Forum Discussion
On-Prem Scanner and EDM SIT matching
Thomas_Powers The MPIP scanner scans files on on-premises data stores like file shares and SharePoint Server libraries. It uses pattern-based detection methods, including regular expressions and keyword dictionaries, to identify sensitive information. However, EDM SITs rely on matching exact values from a hashed data set, a process that the on-premises scanner cannot handle.
https://learn.microsoft.com/en-us/purview/deploy-scanner-supported-sits
Workaround (which we use): To achieve similar detection capabilities on-premises, consider the following approach:
Create a Custom SIT Using Regular Expressions or Keyword Dictionaries:
Develop a custom SIT that matches patterns resembling your sensitive data with regular expressions or keyword lists.

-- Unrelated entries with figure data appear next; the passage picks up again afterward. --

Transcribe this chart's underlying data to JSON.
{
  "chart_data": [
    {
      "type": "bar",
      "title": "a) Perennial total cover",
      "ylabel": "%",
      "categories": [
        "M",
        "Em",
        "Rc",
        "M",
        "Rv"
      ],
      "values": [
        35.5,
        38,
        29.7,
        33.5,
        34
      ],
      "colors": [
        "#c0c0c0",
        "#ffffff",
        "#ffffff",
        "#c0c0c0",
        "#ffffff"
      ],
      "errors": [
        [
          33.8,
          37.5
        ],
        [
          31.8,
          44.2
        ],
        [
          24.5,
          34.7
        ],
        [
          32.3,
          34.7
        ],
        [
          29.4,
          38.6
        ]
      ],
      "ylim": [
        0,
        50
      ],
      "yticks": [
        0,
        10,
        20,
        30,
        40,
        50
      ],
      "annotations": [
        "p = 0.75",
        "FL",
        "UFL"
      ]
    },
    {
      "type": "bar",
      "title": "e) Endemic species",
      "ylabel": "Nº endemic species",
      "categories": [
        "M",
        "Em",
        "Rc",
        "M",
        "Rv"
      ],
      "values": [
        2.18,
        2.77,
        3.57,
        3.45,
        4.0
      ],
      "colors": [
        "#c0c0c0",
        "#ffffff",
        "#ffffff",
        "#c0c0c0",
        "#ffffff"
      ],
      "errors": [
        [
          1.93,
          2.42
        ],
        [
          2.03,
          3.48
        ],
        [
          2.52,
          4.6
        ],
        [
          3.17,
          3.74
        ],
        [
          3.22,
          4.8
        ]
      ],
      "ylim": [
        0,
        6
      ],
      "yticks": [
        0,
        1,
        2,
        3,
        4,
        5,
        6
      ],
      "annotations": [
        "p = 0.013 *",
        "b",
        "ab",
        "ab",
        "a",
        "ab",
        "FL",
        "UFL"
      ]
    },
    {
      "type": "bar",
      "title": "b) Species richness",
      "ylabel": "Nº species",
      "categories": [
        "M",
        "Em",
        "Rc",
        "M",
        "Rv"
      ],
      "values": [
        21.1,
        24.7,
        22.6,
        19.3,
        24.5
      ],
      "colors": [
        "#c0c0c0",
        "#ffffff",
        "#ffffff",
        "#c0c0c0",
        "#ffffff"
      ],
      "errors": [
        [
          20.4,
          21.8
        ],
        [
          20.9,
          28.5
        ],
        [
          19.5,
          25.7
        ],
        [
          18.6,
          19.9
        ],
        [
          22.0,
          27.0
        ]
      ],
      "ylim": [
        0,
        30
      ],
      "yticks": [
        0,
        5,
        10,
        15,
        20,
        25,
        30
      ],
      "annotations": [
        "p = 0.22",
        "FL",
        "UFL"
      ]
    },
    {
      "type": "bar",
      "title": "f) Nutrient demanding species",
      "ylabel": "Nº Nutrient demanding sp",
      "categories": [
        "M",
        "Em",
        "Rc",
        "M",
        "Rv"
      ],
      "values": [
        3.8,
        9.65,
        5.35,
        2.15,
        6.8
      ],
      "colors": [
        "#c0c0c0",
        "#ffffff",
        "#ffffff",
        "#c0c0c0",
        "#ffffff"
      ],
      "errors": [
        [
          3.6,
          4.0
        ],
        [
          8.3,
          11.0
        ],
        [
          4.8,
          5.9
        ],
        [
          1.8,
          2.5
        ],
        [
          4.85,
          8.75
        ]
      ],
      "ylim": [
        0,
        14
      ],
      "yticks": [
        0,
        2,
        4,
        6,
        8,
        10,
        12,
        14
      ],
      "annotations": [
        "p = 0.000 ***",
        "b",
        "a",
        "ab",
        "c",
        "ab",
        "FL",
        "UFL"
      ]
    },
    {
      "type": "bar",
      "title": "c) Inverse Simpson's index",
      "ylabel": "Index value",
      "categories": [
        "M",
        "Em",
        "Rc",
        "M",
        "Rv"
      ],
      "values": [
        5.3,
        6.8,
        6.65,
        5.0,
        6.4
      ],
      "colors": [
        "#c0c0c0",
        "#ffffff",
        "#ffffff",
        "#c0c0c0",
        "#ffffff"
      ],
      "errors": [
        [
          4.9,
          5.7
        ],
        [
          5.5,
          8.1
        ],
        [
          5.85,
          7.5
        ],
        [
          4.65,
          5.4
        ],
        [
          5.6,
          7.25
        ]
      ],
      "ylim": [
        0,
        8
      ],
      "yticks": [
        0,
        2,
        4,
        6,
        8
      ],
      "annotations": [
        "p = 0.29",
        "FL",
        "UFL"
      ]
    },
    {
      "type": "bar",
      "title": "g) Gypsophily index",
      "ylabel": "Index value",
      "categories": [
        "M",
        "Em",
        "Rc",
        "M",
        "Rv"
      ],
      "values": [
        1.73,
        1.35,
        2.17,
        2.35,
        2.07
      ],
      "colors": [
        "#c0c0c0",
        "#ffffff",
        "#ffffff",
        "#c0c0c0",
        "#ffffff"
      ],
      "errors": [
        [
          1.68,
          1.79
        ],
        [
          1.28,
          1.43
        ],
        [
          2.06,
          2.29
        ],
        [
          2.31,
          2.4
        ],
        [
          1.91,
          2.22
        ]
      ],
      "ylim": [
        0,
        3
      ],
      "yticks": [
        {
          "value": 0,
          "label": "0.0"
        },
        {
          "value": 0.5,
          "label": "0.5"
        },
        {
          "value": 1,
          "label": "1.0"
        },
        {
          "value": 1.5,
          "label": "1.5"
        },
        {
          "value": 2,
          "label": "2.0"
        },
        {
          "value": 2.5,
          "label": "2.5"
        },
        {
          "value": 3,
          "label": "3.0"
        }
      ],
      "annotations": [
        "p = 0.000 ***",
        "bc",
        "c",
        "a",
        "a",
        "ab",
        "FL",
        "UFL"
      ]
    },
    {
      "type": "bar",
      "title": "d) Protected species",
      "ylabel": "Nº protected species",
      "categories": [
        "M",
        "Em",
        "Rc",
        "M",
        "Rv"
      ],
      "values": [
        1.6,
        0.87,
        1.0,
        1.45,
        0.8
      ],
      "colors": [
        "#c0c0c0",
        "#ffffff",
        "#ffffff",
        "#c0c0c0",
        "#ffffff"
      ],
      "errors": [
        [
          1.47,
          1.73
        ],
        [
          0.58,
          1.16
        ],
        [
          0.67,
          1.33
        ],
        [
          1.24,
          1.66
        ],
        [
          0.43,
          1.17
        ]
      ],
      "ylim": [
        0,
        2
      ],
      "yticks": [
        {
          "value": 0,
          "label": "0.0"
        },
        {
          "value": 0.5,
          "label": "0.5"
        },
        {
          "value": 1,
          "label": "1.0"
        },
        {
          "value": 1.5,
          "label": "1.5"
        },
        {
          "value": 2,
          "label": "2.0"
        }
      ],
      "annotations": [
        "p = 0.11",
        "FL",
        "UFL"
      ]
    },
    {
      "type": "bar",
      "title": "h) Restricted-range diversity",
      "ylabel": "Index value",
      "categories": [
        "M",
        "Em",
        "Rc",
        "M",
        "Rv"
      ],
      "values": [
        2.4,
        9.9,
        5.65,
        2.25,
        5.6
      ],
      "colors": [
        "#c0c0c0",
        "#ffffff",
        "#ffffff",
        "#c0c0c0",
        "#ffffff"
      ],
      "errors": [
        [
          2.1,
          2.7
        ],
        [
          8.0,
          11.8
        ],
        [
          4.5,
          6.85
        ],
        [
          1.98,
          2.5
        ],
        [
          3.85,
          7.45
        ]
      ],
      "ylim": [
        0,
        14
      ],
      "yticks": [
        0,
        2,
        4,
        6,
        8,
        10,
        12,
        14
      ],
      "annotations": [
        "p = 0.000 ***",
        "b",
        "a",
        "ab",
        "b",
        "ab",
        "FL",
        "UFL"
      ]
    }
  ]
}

For example, if you're trying to detect account numbers, create a regex pattern that matches the format of those numbers.
Deploy the Custom SIT with the MPIP Scanner:
Configure the MPIP scanner to use this custom SIT to scan on-premises files.
Ensure the scanner is properly set up, and the custom SIT is included in the labeling policy assigned to the scanner's service account.
Maintain EDM SITs for Cloud-Based Scenarios: Continue using EDM SITs for cloud environments where they are supported, such as Exchange Online, OneDrive, and SharePoint Online.